Alternative History
Battle of Penn Hill
7th c albion.png
The political situation in Albion prior to the battle

c. 665


c. 665


Penn Hill, Dumnonia


Decisive British victory


Supported by: Spain



Donyarth ap Culmin
Beli ap Eiludd

Cenwalh †
Wulfhere †
Ecgbehrt I †


c. 4000

c. 5000

Casualties and Losses


Unknown, but heavy

The Battle of Penn Hill was fought in AD 665 between a British and an Anglo-Saxon coalition at Penn Hill in northern Dumnonia, the precise location of which is unknown. It resulted in a decisive British victory, and reversed the Saxon expansion westwards across Albion.


Germanic migrants, mainly from the Angle, Saxon and Jutish tribes, began arriving on the east coast of Albion in the mid-5th century, during the chaos following the Roman withdrawal from the provinces of Britannia. They quickly penetrated into the interior of the island, setting up their own kingdoms and assimilating the local Britons to a Germanic way of life. Despite an early setback at the Battle of Baddon, they soon resumed their conquest of the isle, eventually reaching the Mor Hafren in 577.

This put the Britons under extra pressure, as their territories were now divided in two by the sea. In 661 therefore Donyarth ap Culmin, King of Dumnonia, formed an alliance with Visigothic Spain and its client states in Armorica and Lyonesse. Spain sent Dumnonia gold, ships and spearmen, which proved crucial in the conflicts with the Saxons.

In 665 the Anglo-Saxon states of southern Albion formed a coalition to destroy Dumnonia once and for all, since it, along with Powys, was one of only two obstacles to complete Saxon dominion over the island. Urgent negotiations with Powys, and other British kingdoms north of the Mor Hafren, persuaded them to assist the Dumnonians, and the Spanish ships allowed their spearmen to cross the sea to intercept the invading Saxon army.

The Battle


The kings of Wessex, Mercia and Kent were all killed in the battle, as were hundreds of other thegns and ealdormen. The military might of Wessex and Mercia was wiped out, and the other Saxon kingdoms were in no position to make any more offensive moves.
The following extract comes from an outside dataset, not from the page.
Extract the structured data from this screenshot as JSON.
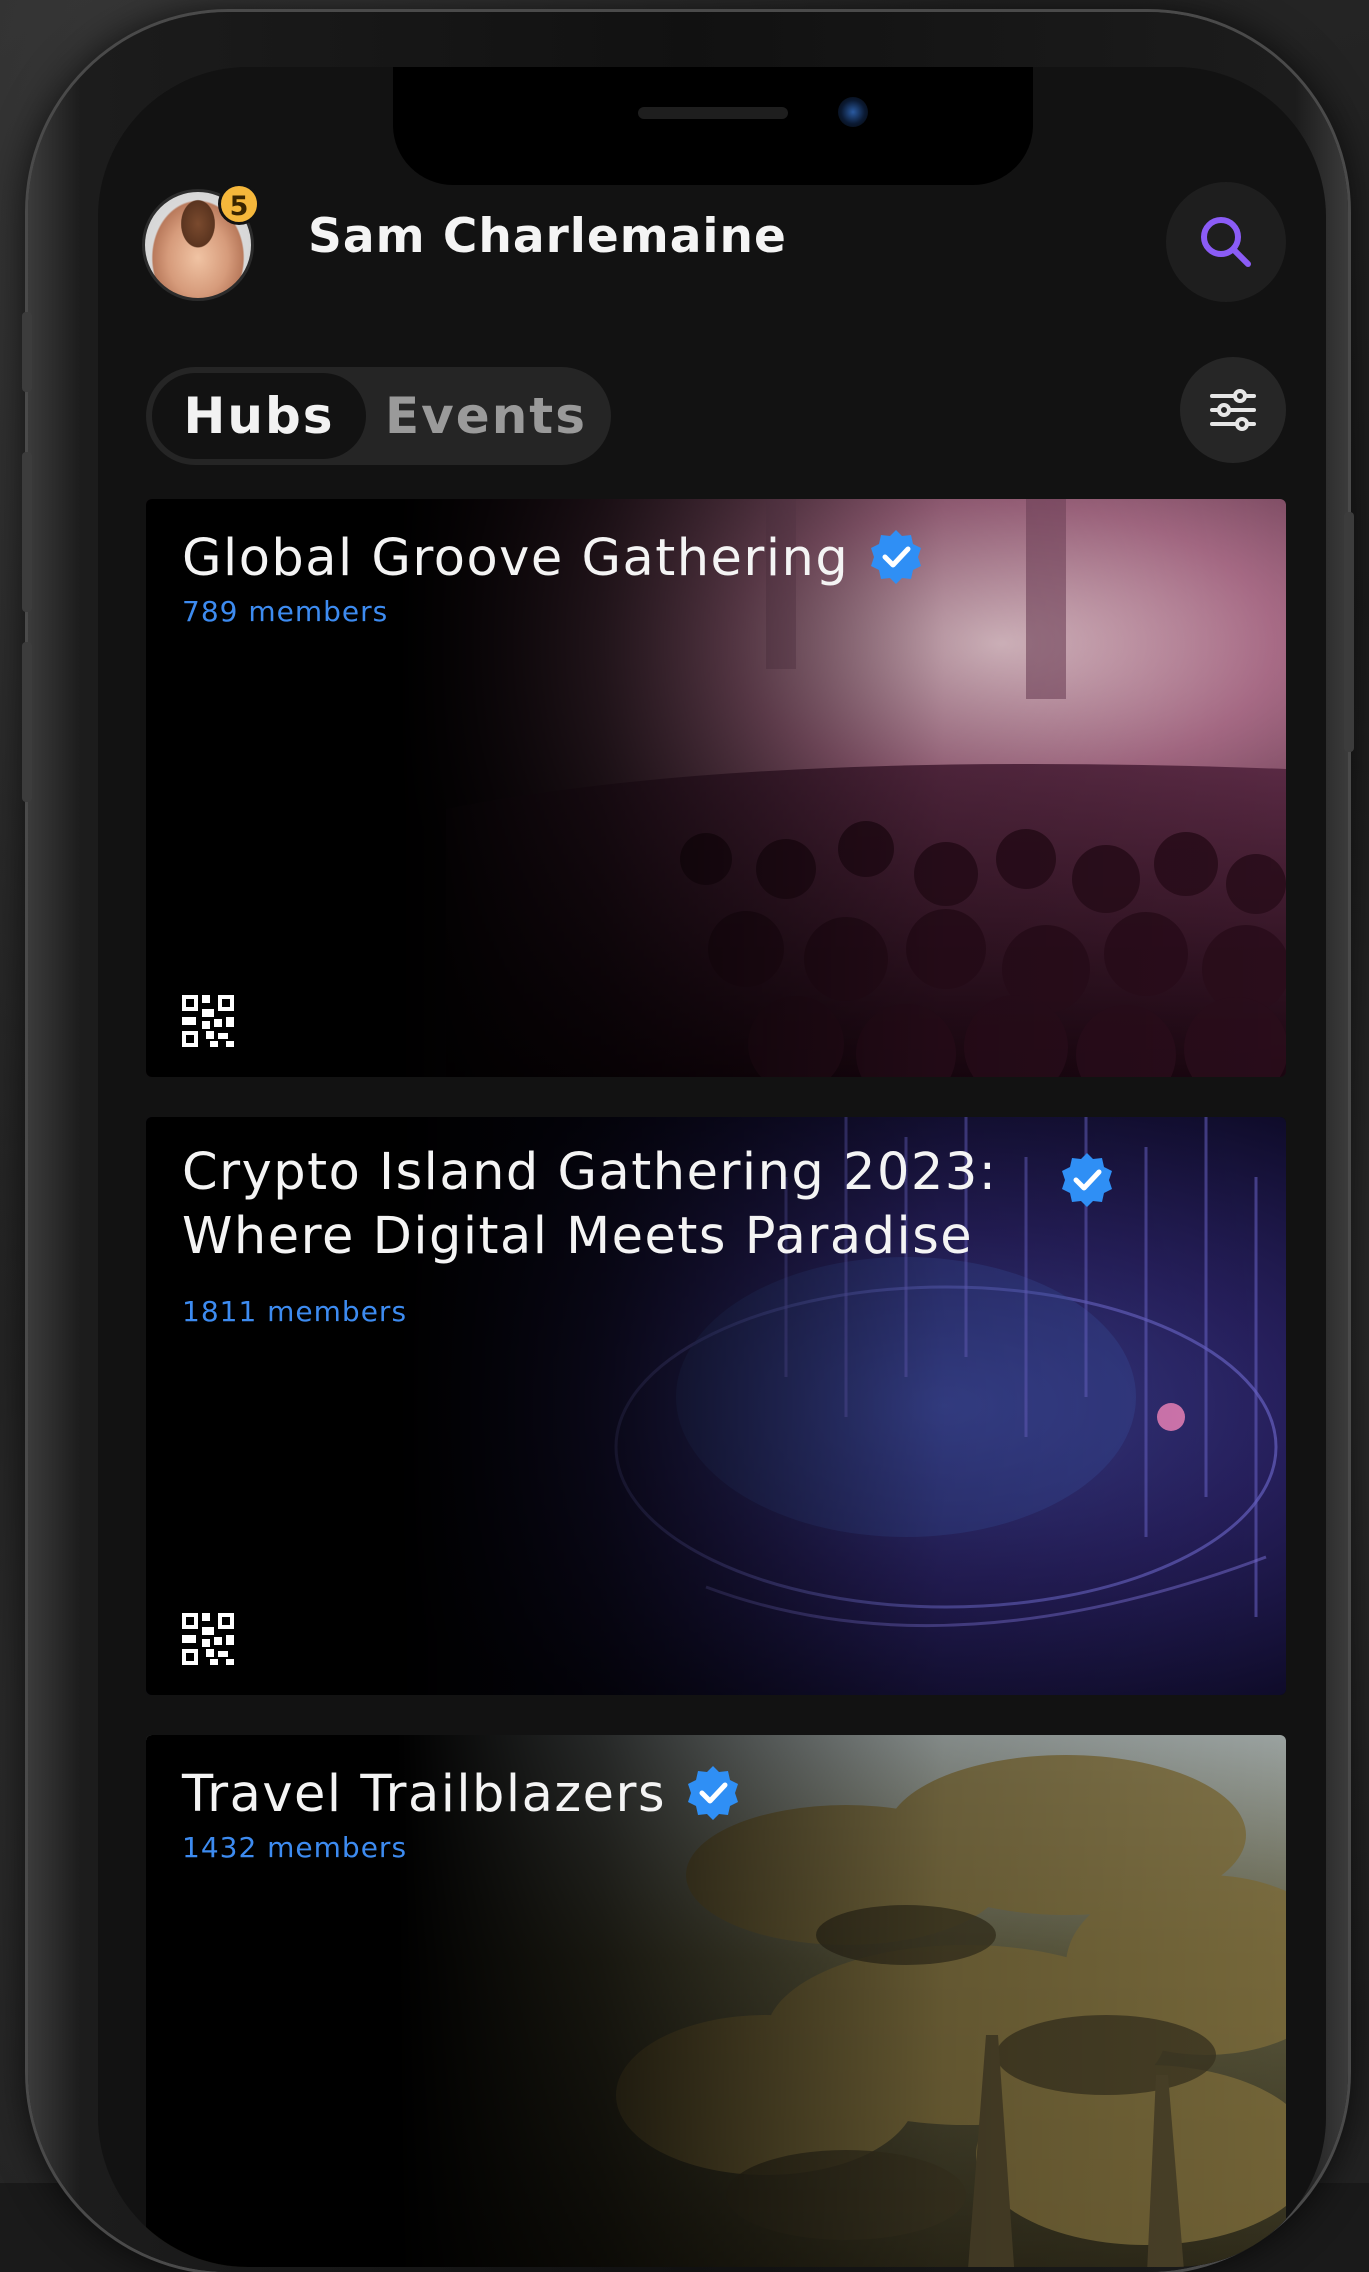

Exactly what happened next is unclear, but it's known that Dumnonia and Powys both expanded east into former Mercian and West Saxon lands. It's also around this time that the kingdom of Gadwfellwn was founded on former Catuvellaunian territories, which were presumably part of the land reclaimed from the Saxons.
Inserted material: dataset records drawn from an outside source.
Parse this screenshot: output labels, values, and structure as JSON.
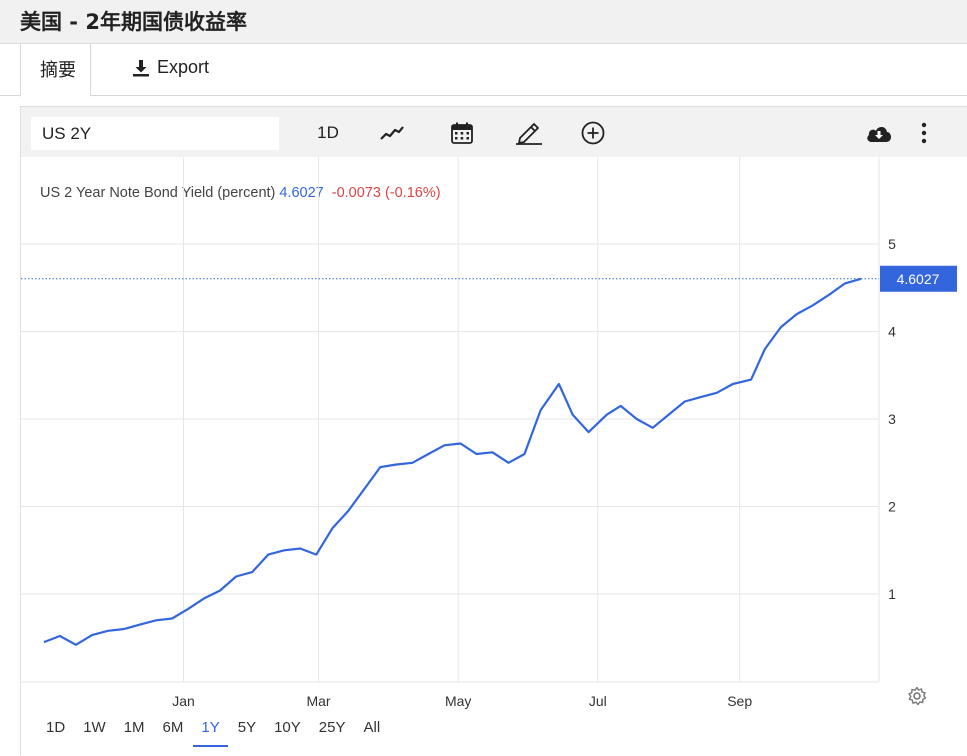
{
  "page": {
    "title": "美国 - 2年期国债收益率"
  },
  "tabs": {
    "summary": "摘要",
    "export": "Export"
  },
  "toolbar": {
    "symbol": "US 2Y",
    "interval": "1D",
    "icons": [
      "line-chart-icon",
      "calendar-icon",
      "pencil-icon",
      "add-circle-icon",
      "cloud-download-icon",
      "more-vertical-icon"
    ]
  },
  "legend": {
    "name": "US 2 Year Note Bond Yield (percent)",
    "last": "4.6027",
    "change": "-0.0073 (-0.16%)"
  },
  "ranges": {
    "items": [
      "1D",
      "1W",
      "1M",
      "6M",
      "1Y",
      "5Y",
      "10Y",
      "25Y",
      "All"
    ],
    "active": "1Y"
  },
  "colors": {
    "line": "#3366dd",
    "badge": "#3366dd",
    "negative": "#dd4444",
    "grid": "#e6e6e6"
  },
  "chart_data": {
    "type": "line",
    "series": [
      {
        "name": "US 2 Year Note Bond Yield (percent)",
        "x": [
          "2021-11-01",
          "2021-11-08",
          "2021-11-15",
          "2021-11-22",
          "2021-11-29",
          "2021-12-06",
          "2021-12-13",
          "2021-12-20",
          "2021-12-27",
          "2022-01-03",
          "2022-01-10",
          "2022-01-17",
          "2022-01-24",
          "2022-01-31",
          "2022-02-07",
          "2022-02-14",
          "2022-02-21",
          "2022-02-28",
          "2022-03-07",
          "2022-03-14",
          "2022-03-21",
          "2022-03-28",
          "2022-04-04",
          "2022-04-11",
          "2022-04-18",
          "2022-04-25",
          "2022-05-02",
          "2022-05-09",
          "2022-05-16",
          "2022-05-23",
          "2022-05-30",
          "2022-06-06",
          "2022-06-14",
          "2022-06-20",
          "2022-06-27",
          "2022-07-05",
          "2022-07-11",
          "2022-07-18",
          "2022-07-25",
          "2022-08-01",
          "2022-08-08",
          "2022-08-15",
          "2022-08-22",
          "2022-08-29",
          "2022-09-06",
          "2022-09-12",
          "2022-09-19",
          "2022-09-26",
          "2022-10-03",
          "2022-10-10",
          "2022-10-17",
          "2022-10-24"
        ],
        "values": [
          0.45,
          0.52,
          0.42,
          0.53,
          0.58,
          0.6,
          0.65,
          0.7,
          0.72,
          0.83,
          0.95,
          1.04,
          1.2,
          1.25,
          1.45,
          1.5,
          1.52,
          1.45,
          1.75,
          1.95,
          2.2,
          2.45,
          2.48,
          2.5,
          2.6,
          2.7,
          2.72,
          2.6,
          2.62,
          2.5,
          2.6,
          3.1,
          3.4,
          3.05,
          2.85,
          3.05,
          3.15,
          3.0,
          2.9,
          3.05,
          3.2,
          3.25,
          3.3,
          3.4,
          3.45,
          3.8,
          4.05,
          4.2,
          4.3,
          4.42,
          4.55,
          4.6027
        ]
      }
    ],
    "x_ticks": [
      "Jan",
      "Mar",
      "May",
      "Jul",
      "Sep"
    ],
    "x_tick_dates": [
      "2022-01-01",
      "2022-03-01",
      "2022-05-01",
      "2022-07-01",
      "2022-09-01"
    ],
    "x_range": [
      "2021-10-22",
      "2022-10-24"
    ],
    "y_ticks": [
      1,
      2,
      3,
      4,
      5
    ],
    "ylim": [
      0,
      5.5
    ],
    "y_axis_position": "right",
    "grid": true,
    "last_value_label": "4.6027"
  }
}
It's also known that Donyarth ap Culmin occupied London for a short period in 668, because he left an inscription above the Ludgate. Possibly he had ambitions to conquer the remaining Saxons, but they were never realised - perhaps because of a new influx of migrants from East Friesland that began around this time.

The only Germanic kingdom in Albion that remained strong was Northumbria, which had not fought at Penn Hill. Its warbands were soon swelled by Angle and Saxon refugees from the south, discourging for the time being any British attempts to destroy Northumbria as well.